Published in final edited form as: Semin Cell Dev Biol. 2014 Sep 27;0:20–25. doi: 10.1016/j.semcdb.2014.09.016

Figure 5.

Figure 5

Residue-specific NMR titration of Nup159 NH peak intensity with added Dyn2. Relative NH peak intensity versus residue numbers of non-proline Nup159 NH peaks in NMR spectra of Dyn2-bound Nup159 in the sequence 1075–1178. Shown are Nup:Dyn2 molar ratios of 1:0.8 (top) and 1:6 (bottom). Peak intensities are relative to the intensity of the same peak in apo Nup159, which is taken as one. This figure is adapted from [9] which also reports results at a 1:2 ratio. The models on the left show two chains of Nup159 (red) with five binding sites for Dyn2 (green).

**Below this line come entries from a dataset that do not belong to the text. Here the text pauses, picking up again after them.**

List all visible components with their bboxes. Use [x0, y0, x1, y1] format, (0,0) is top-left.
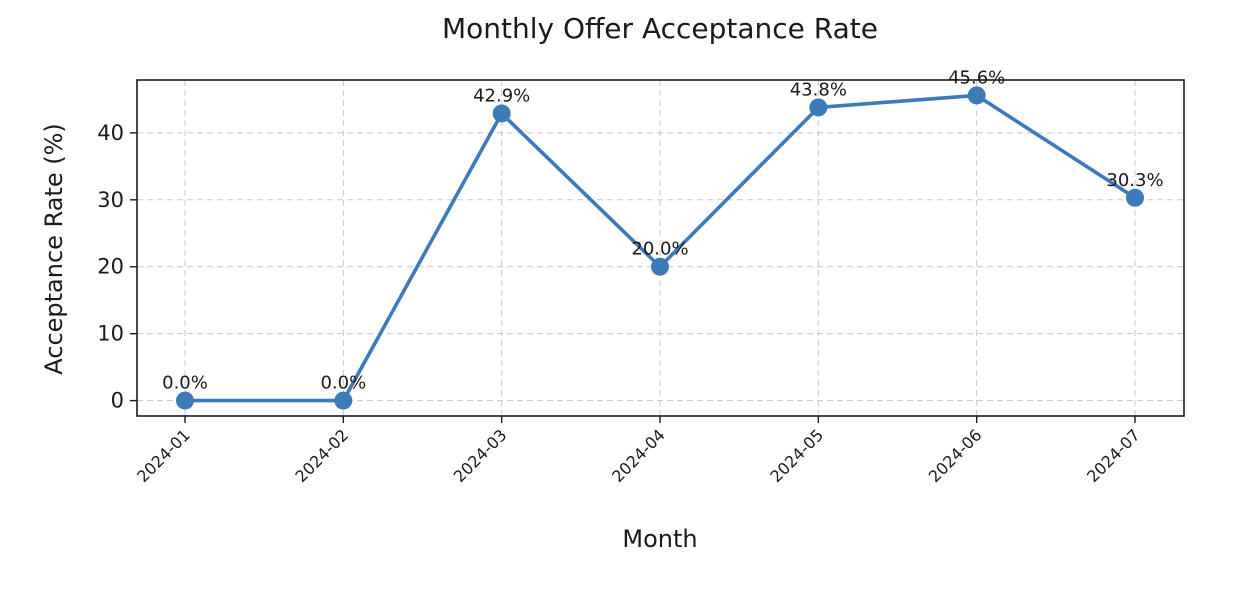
x-tick-label: 2024-01: [133, 425, 194, 486]
data-label: 0.0%: [162, 373, 208, 394]
x-axis-label: Month: [622, 525, 697, 553]
y-tick-label: 20: [97, 255, 124, 279]
data-label: 20.0%: [631, 239, 688, 260]
data-label: 45.6%: [948, 67, 1005, 88]
data-point: [492, 104, 511, 123]
x-tick-label: 2024-03: [450, 425, 511, 486]
data-point: [809, 98, 828, 117]
grid-lines: [137, 80, 1184, 416]
y-tick-label: 10: [97, 322, 124, 346]
chart-title: Monthly Offer Acceptance Rate: [442, 12, 878, 45]
x-tick-label: 2024-02: [291, 425, 352, 486]
data-point: [967, 86, 986, 105]
data-point: [176, 391, 194, 410]
data-point: [1126, 188, 1144, 207]
y-tick-label: 0: [111, 389, 124, 413]
data-point: [651, 257, 669, 276]
data-label: 0.0%: [320, 373, 366, 394]
axis-ticks: 2024-01 2024-02 2024-03 2024-04 2024-05 2024-…: [97, 121, 1144, 486]
data-label: 42.9%: [473, 85, 530, 106]
data-label: 43.8%: [790, 79, 847, 100]
data-labels: 0.0% 0.0% 42.9% 20.0% 43.8% 45.6% 30.3%: [162, 67, 1163, 393]
x-tick-label: 2024-07: [1083, 425, 1144, 486]
data-label: 30.3%: [1106, 170, 1163, 191]
series-acceptance-rate: [176, 86, 1144, 410]
y-tick-label: 30: [97, 188, 124, 212]
plot-area-frame: [136, 79, 1185, 417]
y-tick-label: 40: [97, 121, 124, 145]
y-axis-label: Acceptance Rate (%): [40, 123, 68, 375]
x-tick-label: 2024-04: [608, 425, 669, 486]
x-tick-label: 2024-06: [925, 425, 986, 486]
data-point: [334, 391, 353, 410]
x-tick-label: 2024-05: [766, 425, 827, 486]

In the top model, a single Dyn2 dimer, indicated at the bottom, is added to two molar equivalents of Nup monomer, and its effect is manifested throughout the Nup159 chain, as indicated regions of attenuated intensity all along the Nup chain. In the bottom model, Dyn2 dimers saturate the five Dyn2 binding sites. The observed loss of peak intensity arises from peak broadening due to exchange, on the NMR time scale, of an NH between different local environments (e.g., in bound and unbound conformations), and/or from an increased population within the ensemble of Nup conformations having significantly greater rotational correlation time [20]. In the latter case, the NH being measured might, for example, fractionally exist in several-to-many conformations such that the same NH when in disordered and locally flexible conformations gives a sharp ‘random coil’ signal, and when in more collapsed and/or aggregated conformations with a significantly longer tumbling time and faster relaxation time gives a broadened signal.